The delta, home to the last 250 km of the river, became the third largest river basin in the world, though the youngest and far younger than the two larger basins, Bengal in India and Mississippi in the U.S., which have a history of hundreds of millions of years.
The southern Vietnamese delta now spans over 40,000 square kilometers, and is home to 17.4 million people. It accounts for half of Vietnam’s rice output and 65% of its country’s aquaculture produce, and 17% of the GDP.
Farmers like Thom depend on the river for their livelihoods, but it has become more vulnerable than ever since the river’s wellbeing depends on impacts from upstream, and it is losing itself bit by bit for the past 20 years since the balance of alluvial addition and erosion was upset.
Before 1990 the river carried an average 160 million tons of fine silt and 30 million tons of sand and gravel to the delta, a crucial supply of resources strengthening the river, its estuaries and more than 30,000 km of channels.
But the supply has dried up in the last two decades, leaving the delta to suffer constantly from erosion. For centuries the delta was expanding by 16 square kilometers, or nearly 3,000 football pitches, a year, but now it is losing five square kilometers annually. Nguyen Huu Thien, who has spent more than 20 years studying the Delta, says it was formed since the alluvial accumulation and erosion happened in parallel, with the former being the dominant process.
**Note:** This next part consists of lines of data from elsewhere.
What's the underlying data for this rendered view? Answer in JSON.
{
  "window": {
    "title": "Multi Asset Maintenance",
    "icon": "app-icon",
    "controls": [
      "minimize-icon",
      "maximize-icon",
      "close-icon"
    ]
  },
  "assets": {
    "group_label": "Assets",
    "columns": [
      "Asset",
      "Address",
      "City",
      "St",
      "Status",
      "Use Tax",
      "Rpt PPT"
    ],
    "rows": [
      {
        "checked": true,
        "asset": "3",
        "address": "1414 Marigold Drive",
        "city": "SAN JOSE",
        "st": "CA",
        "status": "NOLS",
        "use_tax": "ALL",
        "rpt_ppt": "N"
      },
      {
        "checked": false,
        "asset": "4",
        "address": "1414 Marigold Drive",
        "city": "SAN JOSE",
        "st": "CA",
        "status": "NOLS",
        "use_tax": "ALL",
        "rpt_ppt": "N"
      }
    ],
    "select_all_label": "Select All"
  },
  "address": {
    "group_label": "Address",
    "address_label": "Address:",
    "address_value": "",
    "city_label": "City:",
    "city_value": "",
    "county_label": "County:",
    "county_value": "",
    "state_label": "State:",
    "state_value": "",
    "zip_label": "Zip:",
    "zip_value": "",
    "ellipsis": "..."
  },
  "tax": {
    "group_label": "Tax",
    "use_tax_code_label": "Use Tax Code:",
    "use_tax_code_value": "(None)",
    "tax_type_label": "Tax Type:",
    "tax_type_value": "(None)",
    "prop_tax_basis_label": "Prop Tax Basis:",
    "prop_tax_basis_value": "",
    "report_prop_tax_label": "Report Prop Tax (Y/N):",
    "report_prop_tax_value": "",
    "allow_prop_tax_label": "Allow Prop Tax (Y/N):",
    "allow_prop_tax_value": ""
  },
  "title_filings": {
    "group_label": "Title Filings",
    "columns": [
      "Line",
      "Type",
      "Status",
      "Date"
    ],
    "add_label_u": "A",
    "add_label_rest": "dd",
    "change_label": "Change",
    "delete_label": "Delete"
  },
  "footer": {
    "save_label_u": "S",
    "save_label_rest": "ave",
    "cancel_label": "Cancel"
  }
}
According to studies, alluvium, sand and gravel from upstream flow 200 km downriver every year during the flood season from July to September. That means it takes 20-30 years for them to travel the whole 4,400 km from China to Vietnam. Most of the mixture serves to expand the delta while a small portion ends up in the estuaries and helps form an armor against erosion by sea waves.
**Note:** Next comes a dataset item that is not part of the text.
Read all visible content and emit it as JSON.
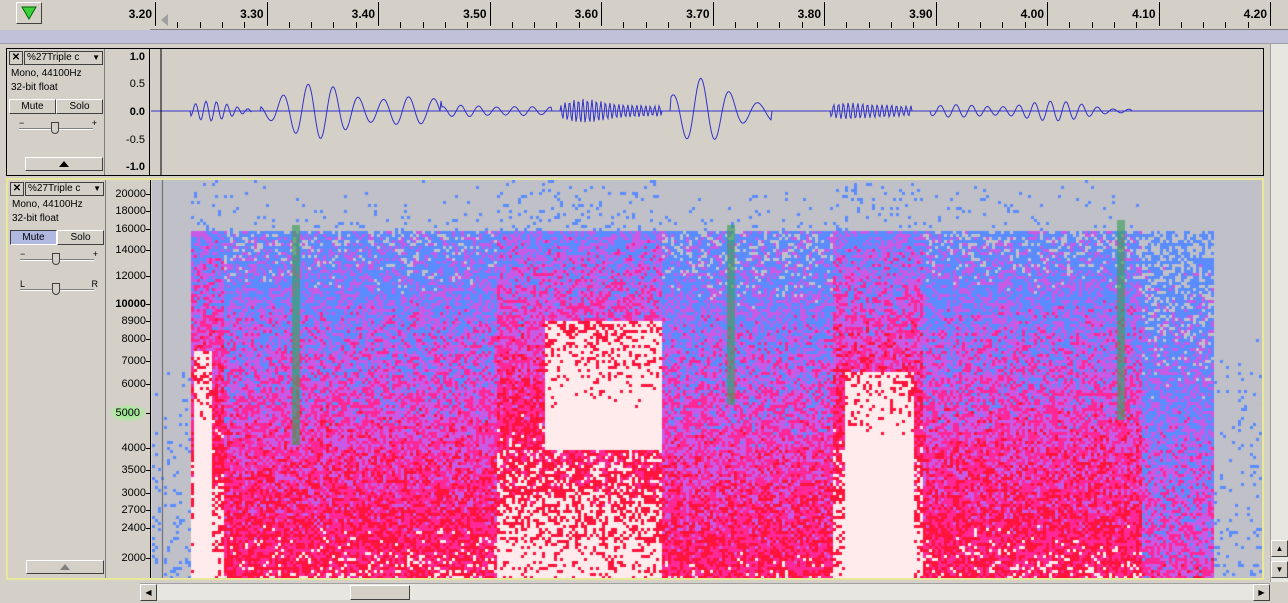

However, there has been less accumulation since 1990, and erosion has become the dominant process since 2005, according to the Southern Institute of Water Resources Research. In 1973-95 the delta was expanding by an average of 7.2 meters a year. This dropped to around 2.8 meters a year in the next decade. From 2005 to 2015 it was losing 1.4 meters a year, and now 68% of the delta’s coastline is suffering from erosion.
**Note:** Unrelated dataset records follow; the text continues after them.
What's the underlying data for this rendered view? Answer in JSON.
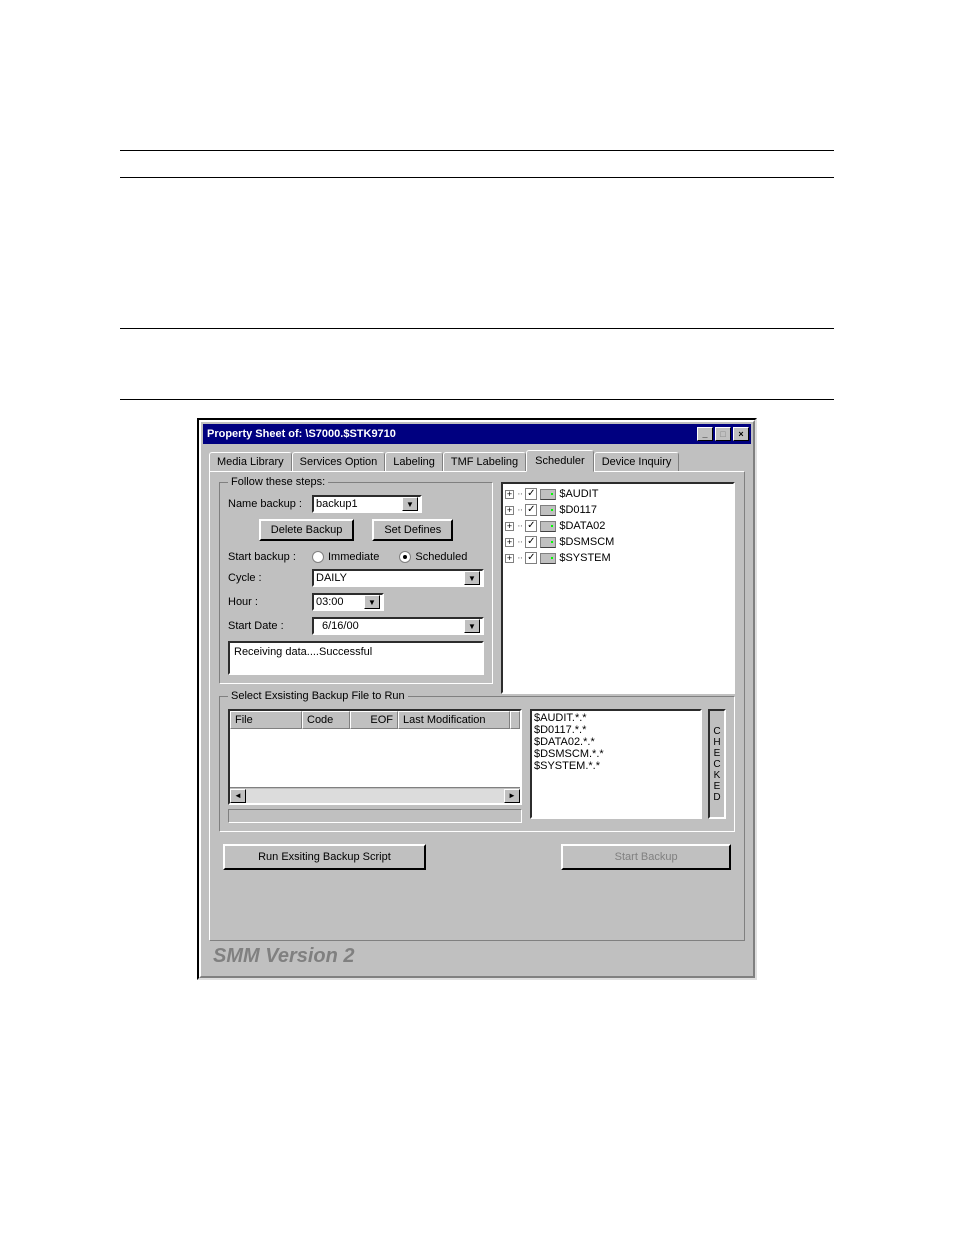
{
  "window": {
    "title": "Property Sheet of: \\S7000.$STK9710"
  },
  "tabs": [
    "Media Library",
    "Services Option",
    "Labeling",
    "TMF Labeling",
    "Scheduler",
    "Device Inquiry"
  ],
  "active_tab": "Scheduler",
  "group_follow": "Follow these steps:",
  "name_backup_label": "Name backup :",
  "name_backup_value": "backup1",
  "delete_backup_btn": "Delete Backup",
  "set_defines_btn": "Set Defines",
  "start_backup_label": "Start backup :",
  "radio_immediate": "Immediate",
  "radio_scheduled": "Scheduled",
  "cycle_label": "Cycle :",
  "cycle_value": "DAILY",
  "hour_label": "Hour :",
  "hour_value": "03:00",
  "start_date_label": "Start Date :",
  "start_date_value": "6/16/00",
  "status_text": "Receiving data....Successful",
  "tree_items": [
    "$AUDIT",
    "$D0117",
    "$DATA02",
    "$DSMSCM",
    "$SYSTEM"
  ],
  "group_select": "Select Exsisting Backup File to Run",
  "lv_cols": [
    "File",
    "Code",
    "EOF",
    "Last Modification"
  ],
  "list_items": [
    "$AUDIT.*.*",
    "$D0117.*.*",
    "$DATA02.*.*",
    "$DSMSCM.*.*",
    "$SYSTEM.*.*"
  ],
  "checked_label": "CHECKED",
  "run_btn": "Run Exsiting Backup Script",
  "start_btn": "Start Backup",
  "brand": "SMM Version 2"
}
Half of Thom’s three-year-old house was swallowed by erosion in 2001. Thien says the main reason for the constant erosion is the lack of alluvium, gravel and sand, the main materials that built up the delta. According to the Mekong River Commission, alluvium flowing down the Mekong declined from 160 million tons in 1992 to 47.4 million tons in 2020.
It forecast the volume to drop to 4.5 million tons in 2040. The main reason is the construction of hydropower dams on the river, starting with the Manwan Dam China built in 1995. The Mekong River is set to have more than 400 hydropower dams, or one every 10 km, and it is predicted that they are going to hold back all the alluvium, sand and gravel, leaving the Vietnamese delta high and dry.
The number of erosion spots in the delta has increased from less than 100 a decade ago to around 600 now. “The Mekong Delta is bleeding land much faster than other river deltas in the world,” Marc Goichot, Lead of the Freshwater program at the WWF Asia Pacific, says He says the Rhine River Delta in the Netherlands and the Mississippi River Delta in the U.S. encountered similar problems, but it took more than 100 years to turn so severe there as it took the Mekong Delta 20 years.
The Vietnamese delta is not only shrinking, it is also sinking, by more than 1 cm a year, three to eight times faster than the sea level rise. A study by Dr Rafael Schmitt of the U.S. StanfordUniversity and his colleagues published in 2021 suggested that 23-90% of the delta will be under water by 2100. The rate will depend on the volume of sediments, groundwater available and rise in sea level.
It means that in 80 years the area is likely to go back to how it was 6,000 years ago, gone and replaced by the sea. Goichot says: “When deltas were formed, civilizations have appeared. It is scary to think about what would happen when river deltas disappear.”